For country, use this (replaces the country column):
$city$ LIKE "*x*" =>$city$
$province$ LIKE "*x*" => $province$
$country$ LIKE "*x*" => $country$
(Do not define the TRUE => xxx statement so that you will have missing for the rows without a country or if you want you can add it with something like “No Country”)

You can use this rule for the province column (replaces the province column):
$city$ LIKE "*province" => $city$
$province$ LIKE "*province" => $province$
(The same here about TRUE => xxx statement)

Now that you have provinces and the country, you can clean up the city column.
If the both appended columns for provinces and country are not missing, you keep the value of this column as well (city), else, the city is missing.

Use another Rule Engine which gets its input directly from the original dataset (not after the last Rule Engine) and use this expression (the second statement is for the cases that only the province is missing):

NOT MISSING $country$ AND NOT MISSING $province$ => $city$
NOT $city$ LIKE "*province" AND NOT $city$ LIKE "*x*" => $city$
(The same here about TRUE => xxx statement)

And finally use a Joiner to join this new city column and those new province and country columns.

missing%20city

The input table:
input

And the final output:
output

The workflow:
missing city.knwf (21.2 KB)

Best,
Armin

3 Likes

Thank you very much for your reply.
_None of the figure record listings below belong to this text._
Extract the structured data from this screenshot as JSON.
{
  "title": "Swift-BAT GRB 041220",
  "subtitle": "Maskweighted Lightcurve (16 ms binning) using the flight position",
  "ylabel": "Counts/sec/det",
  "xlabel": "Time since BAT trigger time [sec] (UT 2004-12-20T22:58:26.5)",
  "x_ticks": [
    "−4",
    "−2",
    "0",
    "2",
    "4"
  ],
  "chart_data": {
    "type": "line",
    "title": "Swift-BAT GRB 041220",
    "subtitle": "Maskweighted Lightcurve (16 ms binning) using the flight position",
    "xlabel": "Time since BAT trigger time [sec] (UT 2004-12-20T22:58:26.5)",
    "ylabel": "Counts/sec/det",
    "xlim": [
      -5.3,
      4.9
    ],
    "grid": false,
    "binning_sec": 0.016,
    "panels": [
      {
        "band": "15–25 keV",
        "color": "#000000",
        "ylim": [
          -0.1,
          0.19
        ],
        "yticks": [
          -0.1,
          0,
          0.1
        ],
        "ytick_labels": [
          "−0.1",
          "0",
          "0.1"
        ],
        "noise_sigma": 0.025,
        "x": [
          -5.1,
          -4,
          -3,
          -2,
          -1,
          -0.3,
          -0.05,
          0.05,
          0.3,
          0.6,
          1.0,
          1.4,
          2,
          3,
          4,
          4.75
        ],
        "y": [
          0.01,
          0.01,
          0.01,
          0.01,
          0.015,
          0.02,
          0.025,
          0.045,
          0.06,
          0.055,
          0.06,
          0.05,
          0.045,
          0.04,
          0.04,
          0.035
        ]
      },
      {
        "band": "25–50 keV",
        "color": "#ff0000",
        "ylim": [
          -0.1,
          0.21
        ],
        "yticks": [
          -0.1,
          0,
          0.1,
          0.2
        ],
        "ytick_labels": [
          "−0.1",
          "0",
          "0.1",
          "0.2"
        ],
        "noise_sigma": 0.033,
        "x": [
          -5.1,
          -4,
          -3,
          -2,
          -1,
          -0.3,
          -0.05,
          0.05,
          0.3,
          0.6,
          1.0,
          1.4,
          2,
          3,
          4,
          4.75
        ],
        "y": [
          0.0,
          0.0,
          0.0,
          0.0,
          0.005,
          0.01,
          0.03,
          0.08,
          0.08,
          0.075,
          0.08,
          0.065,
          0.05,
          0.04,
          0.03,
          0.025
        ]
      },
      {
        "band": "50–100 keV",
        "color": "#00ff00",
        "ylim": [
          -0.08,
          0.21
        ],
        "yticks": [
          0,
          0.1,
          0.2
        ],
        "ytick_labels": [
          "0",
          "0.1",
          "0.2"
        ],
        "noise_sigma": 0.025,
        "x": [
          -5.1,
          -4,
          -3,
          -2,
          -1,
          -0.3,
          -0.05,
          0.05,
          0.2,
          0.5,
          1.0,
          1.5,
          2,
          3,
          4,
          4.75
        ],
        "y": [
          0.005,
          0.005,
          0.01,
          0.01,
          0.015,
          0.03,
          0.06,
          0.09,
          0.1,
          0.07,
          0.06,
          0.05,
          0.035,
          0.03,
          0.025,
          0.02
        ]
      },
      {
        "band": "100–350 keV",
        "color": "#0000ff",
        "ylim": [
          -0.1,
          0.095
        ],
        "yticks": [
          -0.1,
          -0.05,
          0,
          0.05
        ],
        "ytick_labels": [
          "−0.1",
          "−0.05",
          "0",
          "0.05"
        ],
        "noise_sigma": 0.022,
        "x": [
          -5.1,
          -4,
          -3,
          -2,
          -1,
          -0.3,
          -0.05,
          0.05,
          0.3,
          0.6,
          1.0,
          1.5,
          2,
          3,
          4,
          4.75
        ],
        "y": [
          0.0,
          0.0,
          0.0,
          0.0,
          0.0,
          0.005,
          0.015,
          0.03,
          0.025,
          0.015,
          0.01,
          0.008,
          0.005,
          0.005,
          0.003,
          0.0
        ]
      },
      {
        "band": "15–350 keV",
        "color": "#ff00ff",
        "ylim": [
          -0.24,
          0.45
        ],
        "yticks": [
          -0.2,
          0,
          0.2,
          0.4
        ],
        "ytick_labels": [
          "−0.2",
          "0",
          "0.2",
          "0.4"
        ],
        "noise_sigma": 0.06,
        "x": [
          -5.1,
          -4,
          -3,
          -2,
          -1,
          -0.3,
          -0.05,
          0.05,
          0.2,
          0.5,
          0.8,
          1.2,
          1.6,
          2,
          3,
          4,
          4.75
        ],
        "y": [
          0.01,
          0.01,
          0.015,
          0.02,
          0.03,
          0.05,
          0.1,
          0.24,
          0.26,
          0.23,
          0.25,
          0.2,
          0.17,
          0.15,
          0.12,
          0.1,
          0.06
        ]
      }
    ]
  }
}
It seems my problem should be solved by ‘rule engine’ node as you said.

1 Like

Thank you Armin for the comprehensive reply. My problem is exactly as you described. I have some missing data and that’s why the name of provinces are in the column of cities.
I think your workflow is exactly what I need, I just need to apply it on my data to see what happens, and I will let you know how it worked.

3 Likes

This topic was automatically closed 7 days after the last reply. New replies are no longer allowed.